A Anthropic finalmente pode começar a emitir cheques para um grupo de autores e editoras que processaram o laboratório de IA por violação de direitos autorais. Um juiz federal deu aprovação final na segunda-feira ao acordo histórico de US$ 1,5 bilhão da Anthropic em um processo coletivo de direitos autorais, informou a Reuters.

O juiz William Alsup, do Tribunal Distrital dos EUA para o Distrito Norte da Califórnia, emitiu uma aprovação preliminar do acordo no ano passado, após decidir que a Anthropic havia baixado e armazenado ilegalmente milhões de livros protegidos por direitos autorais.
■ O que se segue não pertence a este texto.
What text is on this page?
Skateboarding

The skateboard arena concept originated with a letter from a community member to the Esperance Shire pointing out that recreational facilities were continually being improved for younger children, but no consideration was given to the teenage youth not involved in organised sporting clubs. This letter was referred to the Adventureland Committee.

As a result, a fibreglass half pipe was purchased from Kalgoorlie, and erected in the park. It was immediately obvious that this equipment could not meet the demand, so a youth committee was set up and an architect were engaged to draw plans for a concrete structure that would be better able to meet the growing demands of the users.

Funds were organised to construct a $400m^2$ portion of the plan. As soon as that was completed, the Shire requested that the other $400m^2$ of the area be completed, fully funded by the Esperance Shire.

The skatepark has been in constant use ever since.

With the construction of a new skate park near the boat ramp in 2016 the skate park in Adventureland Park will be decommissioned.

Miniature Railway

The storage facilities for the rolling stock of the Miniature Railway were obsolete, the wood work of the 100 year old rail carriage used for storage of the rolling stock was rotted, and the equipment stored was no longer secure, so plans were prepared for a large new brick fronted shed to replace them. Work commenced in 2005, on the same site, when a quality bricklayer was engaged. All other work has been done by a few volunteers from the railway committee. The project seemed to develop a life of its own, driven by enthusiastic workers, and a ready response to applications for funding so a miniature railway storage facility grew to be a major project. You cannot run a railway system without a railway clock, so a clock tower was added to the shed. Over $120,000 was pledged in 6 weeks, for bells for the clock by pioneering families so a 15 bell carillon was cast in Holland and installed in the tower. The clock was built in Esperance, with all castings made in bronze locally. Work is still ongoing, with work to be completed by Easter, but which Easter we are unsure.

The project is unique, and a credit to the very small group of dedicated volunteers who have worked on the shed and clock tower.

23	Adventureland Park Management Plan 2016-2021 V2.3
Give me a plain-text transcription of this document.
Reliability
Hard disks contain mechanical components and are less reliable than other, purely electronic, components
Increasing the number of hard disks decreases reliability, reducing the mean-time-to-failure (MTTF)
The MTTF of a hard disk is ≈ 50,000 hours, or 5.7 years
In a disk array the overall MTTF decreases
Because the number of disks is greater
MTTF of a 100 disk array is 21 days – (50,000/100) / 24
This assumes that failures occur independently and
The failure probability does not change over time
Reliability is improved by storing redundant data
Alsup se aposentou desde então, e a juíza Araceli Martinez-Olguin aprovou o acordo na segunda-feira.

O pagamento distribuirá US$ 3.000 por obra em um total estimado de 500.000 obras, compartilhados entre os autores e editoras que detêm os direitos sobre elas. Embora o acordo seja considerado o maior da história da lei de direitos autorais dos EUA, muitos autores e criadores ainda não o veem como uma vitória.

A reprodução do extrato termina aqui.